The SineReLU function has been tested with several datasets, from the classic ones (e.g. MNIST, IMDb) to some more exotic ones (e.g. Kaggle Toxicity and Statoil/C-CORE Iceberg Classifier Challenge). The metrics in the tables below are based on the MNIST classification, with the following hyper parameters:

Layers: 5
Dropout: 20%; 30%; 40%; and 50%. From the 2nd convolutional layer to the fully connected layer.
Epochs: 40
Optimiser: Adam
SineReLU epsilon: 0.0025 (CNN layer); 0.025 (Dense layer).

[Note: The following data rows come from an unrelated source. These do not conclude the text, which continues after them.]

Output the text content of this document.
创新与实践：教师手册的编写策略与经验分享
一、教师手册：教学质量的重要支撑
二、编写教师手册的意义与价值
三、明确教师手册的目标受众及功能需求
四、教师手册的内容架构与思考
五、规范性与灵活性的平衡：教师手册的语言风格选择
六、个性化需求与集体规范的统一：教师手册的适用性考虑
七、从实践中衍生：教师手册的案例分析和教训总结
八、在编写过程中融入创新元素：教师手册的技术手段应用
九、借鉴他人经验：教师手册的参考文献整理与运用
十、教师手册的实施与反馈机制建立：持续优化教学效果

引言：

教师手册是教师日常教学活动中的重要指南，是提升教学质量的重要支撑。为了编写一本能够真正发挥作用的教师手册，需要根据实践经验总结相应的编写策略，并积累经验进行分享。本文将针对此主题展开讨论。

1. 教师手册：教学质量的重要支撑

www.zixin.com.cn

SineReLU performance compared to the ReLU activation function.

More Computation

Since the function is differentiable, it does more computations. Hence, it’s slower than the ReLU. For instance, running the MNIST dataset with a LeNet-5 on .a MacBook pro, whilst the ReLu takes about 3h45min, the SineReLU takes about 4h15min total.

Where can I find it?

The results presented were good enough to bring the SineReLu to the Keras meta-framework, where it can be used by anyone.

However, due to the lack of popularity (it’s still pretty young), the SineReLU function is only available via the keras-contrib github repository. If you all, reading this post, start using it, I’m sure it will make its way up to the major branch of Keras.